By Melissa Mullinax
In her latest publication, “The Purity Myth: How America’s Obsession with Virginity Is Hurting Young Women,” author Jessica Valenti attacks the concept of virginity and its perpetuation in America.
Covering a wide array of fields, Valenti devotes chapters to how politics, public school systems and pornography feed the “purity myth” and strengthen its influence.
In particular, Valenti specifically rails against abstinence only sex education as promoted by Republican presidential administrations.
She also addresses how race and class negatively affect young women within the “purity myth”.
Through a combination of surprising statistics and shocking anecdotes, Valenti builds a well-researched and unapologetically feminist argument against the idolization of young women’s virginity.

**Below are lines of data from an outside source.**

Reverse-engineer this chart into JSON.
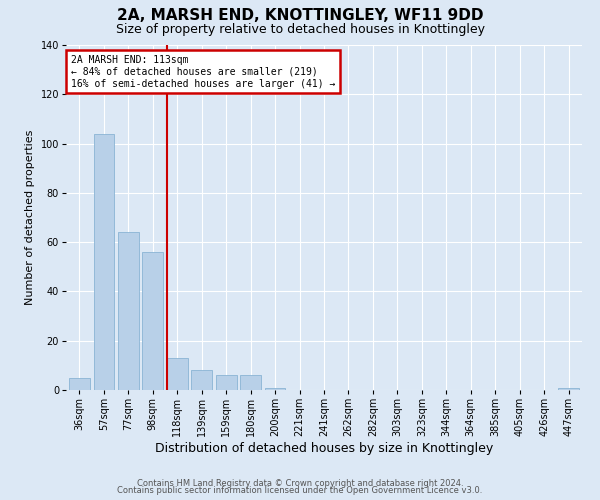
{
  "title1": "2A, MARSH END, KNOTTINGLEY, WF11 9DD",
  "title2": "Size of property relative to detached houses in Knottingley",
  "xlabel": "Distribution of detached houses by size in Knottingley",
  "ylabel": "Number of detached properties",
  "bar_labels": [
    "36sqm",
    "57sqm",
    "77sqm",
    "98sqm",
    "118sqm",
    "139sqm",
    "159sqm",
    "180sqm",
    "200sqm",
    "221sqm",
    "241sqm",
    "262sqm",
    "282sqm",
    "303sqm",
    "323sqm",
    "344sqm",
    "364sqm",
    "385sqm",
    "405sqm",
    "426sqm",
    "447sqm"
  ],
  "bar_values": [
    5,
    104,
    64,
    56,
    13,
    8,
    6,
    6,
    1,
    0,
    0,
    0,
    0,
    0,
    0,
    0,
    0,
    0,
    0,
    0,
    1
  ],
  "bar_color": "#b8d0e8",
  "bar_edge_color": "#8ab4d4",
  "vline_color": "#cc0000",
  "vline_index": 4,
  "annotation_title": "2A MARSH END: 113sqm",
  "annotation_line1": "← 84% of detached houses are smaller (219)",
  "annotation_line2": "16% of semi-detached houses are larger (41) →",
  "annotation_box_edgecolor": "#cc0000",
  "ylim": [
    0,
    140
  ],
  "yticks": [
    0,
    20,
    40,
    60,
    80,
    100,
    120,
    140
  ],
  "bg_color": "#dce8f5",
  "plot_bg_color": "#dce8f5",
  "footer1": "Contains HM Land Registry data © Crown copyright and database right 2024.",
  "footer2": "Contains public sector information licensed under the Open Government Licence v3.0.",
  "grid_color": "#ffffff",
  "title1_fontsize": 11,
  "title2_fontsize": 9,
  "xlabel_fontsize": 9,
  "ylabel_fontsize": 8,
  "annotation_fontsize": 7,
  "tick_fontsize": 7,
  "footer_fontsize": 6
}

She argues that valuing women solely for their sexual actions, or lack thereof, is shallow, oppressive and detrimental to both women and men.

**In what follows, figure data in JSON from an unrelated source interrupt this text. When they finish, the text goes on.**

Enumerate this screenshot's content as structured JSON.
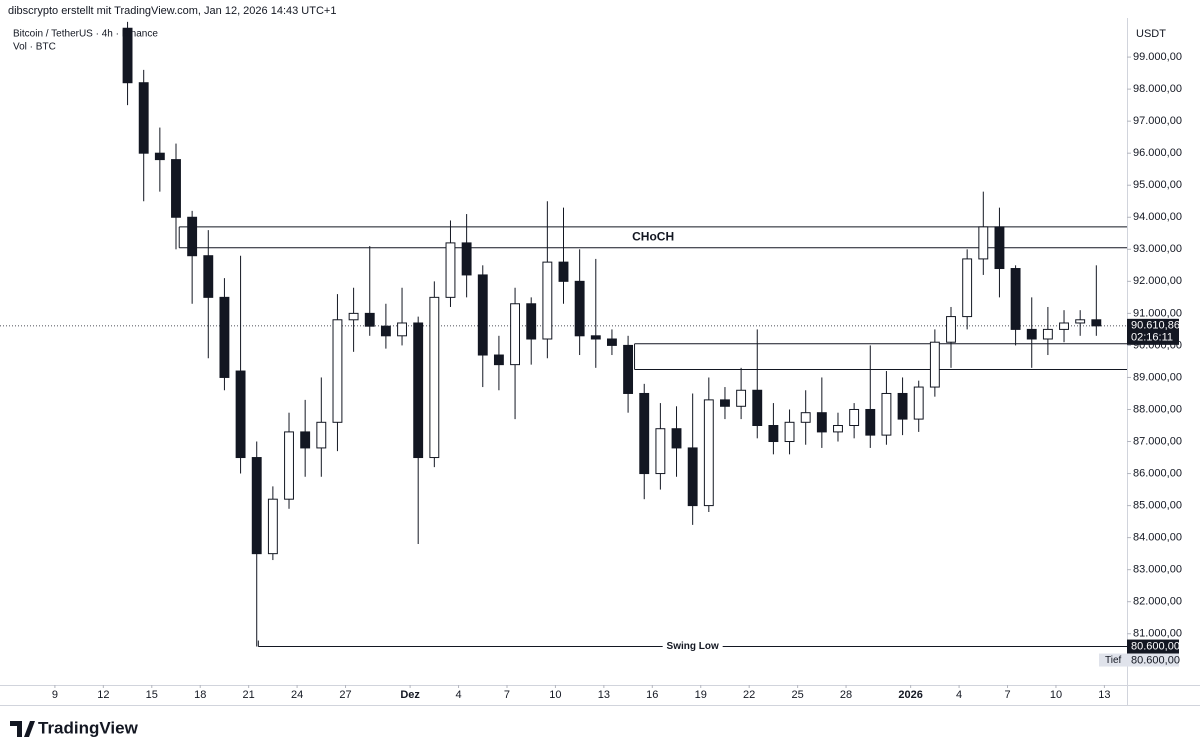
{
  "header": {
    "credit": "dibscrypto erstellt mit TradingView.com, Jan 12, 2026 14:43 UTC+1",
    "logo": "TradingView"
  },
  "chart_data": {
    "type": "candlestick",
    "title": "Bitcoin / TetherUS · 4h · Binance",
    "subtitle": "Vol · BTC",
    "currency": "USDT",
    "color_up": "#ffffff",
    "color_down": "#131722",
    "edge_color": "#131722",
    "x": [
      13,
      14,
      15,
      16,
      17,
      18,
      19,
      20,
      21,
      22,
      23,
      24,
      25,
      26,
      27,
      28,
      29,
      30,
      31,
      32,
      33,
      34,
      35,
      36,
      37,
      38,
      39,
      40,
      41,
      42,
      43,
      44,
      45,
      46,
      47,
      48,
      49,
      50,
      51,
      52,
      53,
      54,
      55,
      56,
      57,
      58,
      59,
      60,
      61,
      62,
      63,
      64,
      65,
      66,
      67,
      68,
      69,
      70,
      71,
      72,
      73
    ],
    "open": [
      99900,
      98200,
      96000,
      95800,
      94000,
      92800,
      91500,
      89200,
      86500,
      83500,
      85200,
      87300,
      86800,
      87600,
      90800,
      91000,
      90600,
      90300,
      90700,
      86500,
      91500,
      93200,
      92200,
      89700,
      89400,
      91300,
      90200,
      92600,
      92000,
      90300,
      90200,
      90000,
      88500,
      86000,
      87400,
      86800,
      85000,
      88300,
      88100,
      88600,
      87500,
      87000,
      87600,
      87900,
      87300,
      87500,
      88000,
      87200,
      88500,
      87700,
      88700,
      90100,
      90900,
      92700,
      93700,
      92400,
      90500,
      90200,
      90500,
      90700,
      90800
    ],
    "high": [
      100100,
      98600,
      96800,
      96300,
      94200,
      93600,
      92100,
      92800,
      87000,
      85600,
      87900,
      88300,
      89000,
      91600,
      91800,
      93100,
      91300,
      91800,
      90900,
      92000,
      93900,
      94100,
      92500,
      90300,
      91800,
      91500,
      94500,
      94300,
      93000,
      92700,
      90500,
      90300,
      88800,
      88200,
      88100,
      88500,
      89000,
      88700,
      89300,
      90500,
      88200,
      88000,
      88600,
      89000,
      87900,
      88200,
      90000,
      89200,
      89000,
      88900,
      90500,
      91200,
      93000,
      94800,
      94300,
      92500,
      91500,
      91200,
      91100,
      91100,
      92500
    ],
    "low": [
      97500,
      94500,
      94800,
      93000,
      91300,
      89600,
      88600,
      86000,
      80600,
      83300,
      84900,
      85900,
      85900,
      86700,
      89800,
      90300,
      89900,
      90000,
      83800,
      86200,
      91200,
      91500,
      88700,
      88600,
      87700,
      89400,
      89600,
      91300,
      89700,
      89300,
      89700,
      87900,
      85200,
      85500,
      85900,
      84400,
      84800,
      87700,
      87700,
      87100,
      86600,
      86600,
      86900,
      86800,
      87000,
      87100,
      86800,
      86900,
      87200,
      87300,
      88400,
      89300,
      90500,
      92200,
      91500,
      90000,
      89300,
      89700,
      90100,
      90300,
      90300
    ],
    "close": [
      98200,
      96000,
      95800,
      94000,
      92800,
      91500,
      89000,
      86500,
      83500,
      85200,
      87300,
      86800,
      87600,
      90800,
      91000,
      90600,
      90300,
      90700,
      86500,
      91500,
      93200,
      92200,
      89700,
      89400,
      91300,
      90200,
      92600,
      92000,
      90300,
      90200,
      90000,
      88500,
      86000,
      87400,
      86800,
      85000,
      88300,
      88100,
      88600,
      87500,
      87000,
      87600,
      87900,
      87300,
      87500,
      88000,
      87200,
      88500,
      87700,
      88700,
      90100,
      90900,
      92700,
      93700,
      92400,
      90500,
      90200,
      90500,
      90700,
      90800,
      90610.86
    ],
    "xlim": [
      5.6,
      75.4
    ],
    "xticks": [
      9,
      12,
      15,
      18,
      21,
      24,
      27,
      {
        "value": 31,
        "label": "Dez"
      },
      {
        "value": 34,
        "label": "4"
      },
      {
        "value": 37,
        "label": "7"
      },
      {
        "value": 40,
        "label": "10"
      },
      {
        "value": 43,
        "label": "13"
      },
      {
        "value": 46,
        "label": "16"
      },
      {
        "value": 49,
        "label": "19"
      },
      {
        "value": 52,
        "label": "22"
      },
      {
        "value": 55,
        "label": "25"
      },
      {
        "value": 58,
        "label": "28"
      },
      {
        "value": 62,
        "label": "2026"
      },
      {
        "value": 65,
        "label": "4"
      },
      {
        "value": 68,
        "label": "7"
      },
      {
        "value": 71,
        "label": "10"
      },
      {
        "value": 74,
        "label": "13"
      }
    ],
    "ylim": [
      79400,
      100220
    ],
    "yticks": [
      {
        "value": 81000,
        "label": "81.000,00"
      },
      {
        "value": 82000,
        "label": "82.000,00"
      },
      {
        "value": 83000,
        "label": "83.000,00"
      },
      {
        "value": 84000,
        "label": "84.000,00"
      },
      {
        "value": 85000,
        "label": "85.000,00"
      },
      {
        "value": 86000,
        "label": "86.000,00"
      },
      {
        "value": 87000,
        "label": "87.000,00"
      },
      {
        "value": 88000,
        "label": "88.000,00"
      },
      {
        "value": 89000,
        "label": "89.000,00"
      },
      {
        "value": 90000,
        "label": "90.000,00"
      },
      {
        "value": 91000,
        "label": "91.000,00"
      },
      {
        "value": 92000,
        "label": "92.000,00"
      },
      {
        "value": 93000,
        "label": "93.000,00"
      },
      {
        "value": 94000,
        "label": "94.000,00"
      },
      {
        "value": 95000,
        "label": "95.000,00"
      },
      {
        "value": 96000,
        "label": "96.000,00"
      },
      {
        "value": 97000,
        "label": "97.000,00"
      },
      {
        "value": 98000,
        "label": "98.000,00"
      },
      {
        "value": 99000,
        "label": "99.000,00"
      }
    ],
    "zones": [
      {
        "label": "CHoCH",
        "top": 93700,
        "bottom": 93050,
        "from": 16.7
      },
      {
        "top": 90050,
        "bottom": 89250,
        "from": 44.9
      }
    ],
    "swing_low": {
      "text": "Swing Low",
      "value": 80600,
      "label": "80.600,00",
      "from": 21.6
    },
    "low_marker": {
      "text": "Tief",
      "label": "80.600,00"
    },
    "last_price": {
      "value": 90610.86,
      "label": "90.610,86",
      "countdown": "02:16:11"
    }
  }
}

Valenti’s work reads like a cross between a scholarly journal article and shameless feminist propaganda.
Each of the chapters contain footnotes, which direct the reader toward a bibliography in the back of the book.
With a hefty amount of documentation, Valenti displays how well versed and knowledgeable she is on the subject of women’s rights and related matters.

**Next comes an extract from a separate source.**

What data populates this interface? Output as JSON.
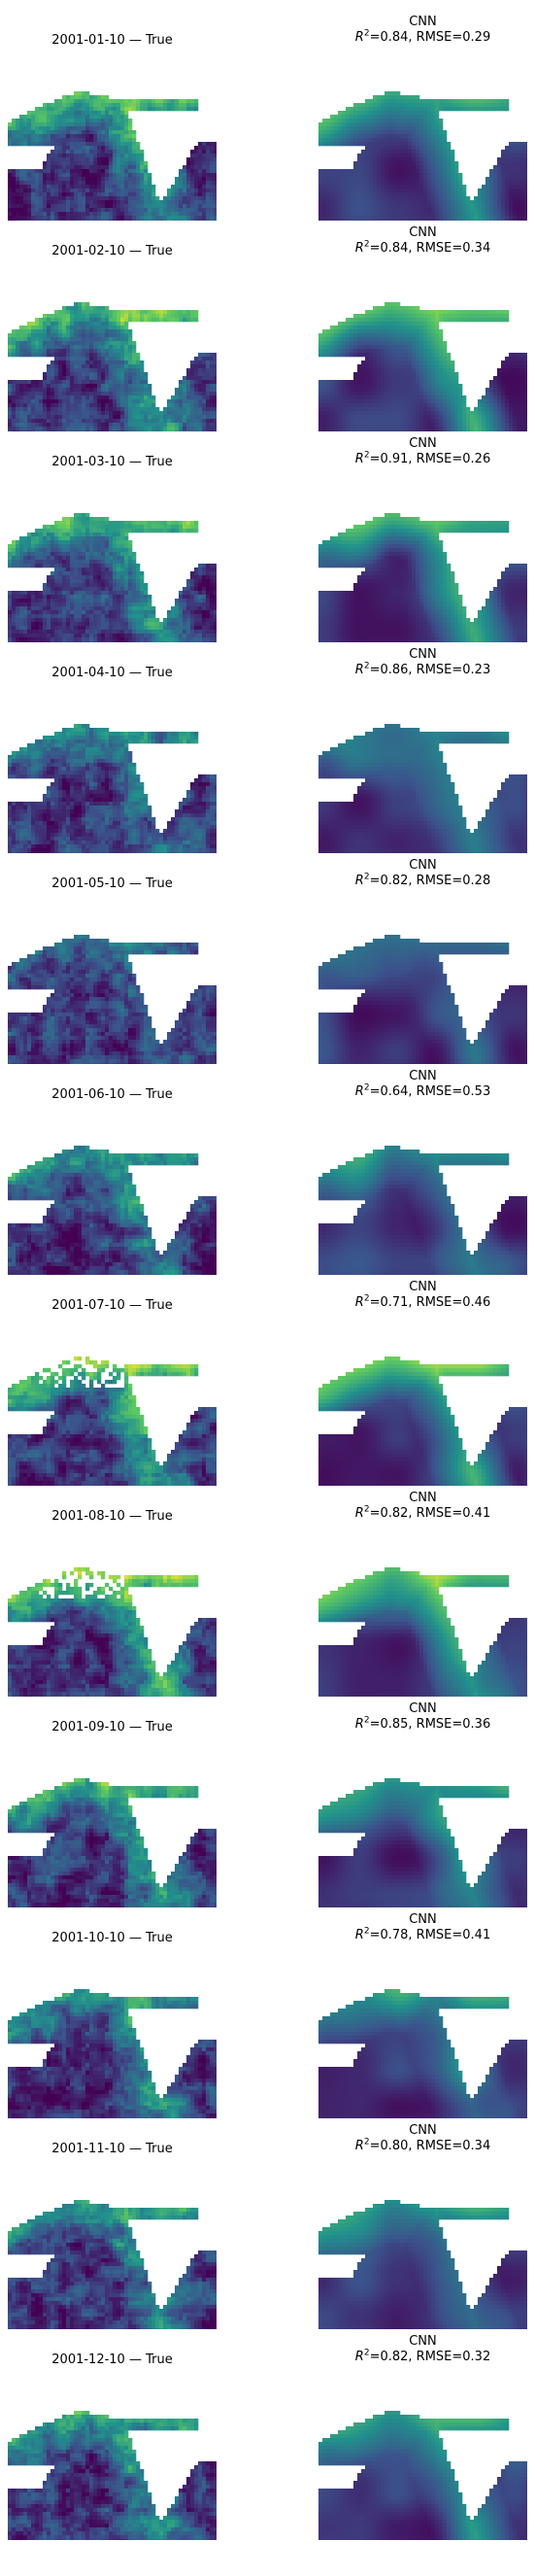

At times, she cites her own blog, www.feministing.com, as a source of information.
In addition to the traditional numbered footnotes, which resemble any other type of thesis that demands research, Valenti also includes other types of footnotes, which are indicated by various symbols such as asterisks and crosses.
These footnotes serve a different purpose.
Instead of citing a source for the statement made in het text, the footnotes include personal stories or commentary.
While the comments and stories bring another layer of humor to the book as a whole, they simultaneously have the potential to undercut Valenti’s voice as an authoritative and serious writer.
Discussing a law proposed by a Virginia lawmaker which denies unmarried women access to reproductive technology, she adds in an asterisk footnote, “This is what I like to call the ‘no dick, no deal’ law.”
While certain readers, possibly even most people reading this book, may laugh along with Valenti’s crude and catchy comment, it still leaves them wondering how seriously she expects the audience to take her arguments.
All things considered, her shifting tone works for the general mood of the book.
Part of Valenti’s appeal is her ability to take a controversial problem, such a virginity, write her ideas into a book and maintain a political, ideological, and moral discussion, all the while invoking humor and her own experience.
Making no attempt to appear impartial or neutral, she brings herself into her work and acknowledges her own feminist bias.
At first glance, it appears that Valenti’s main argument in “The Purity Myth” is that women should have sex all the time and everywhere; however, she specifically addresses this misconception.
While she spends many pages in the book unabashedly attacking the Christian Right and its attempt to control women’s bodies through the propagation of patriarchy, Valenti also acknowledges that women may choose to abstain from sex for their own reasons, any of which are valid and which she respects.
The point is that women have a choice that is without shame and without guilt.
Valenti proposes that there is more to woman than her sexuality.
She suggests that in order to break the prevalent classification of women as either virgins or whores, society must recognize a woman’s ability to make her own decisions as a complex and competent individual.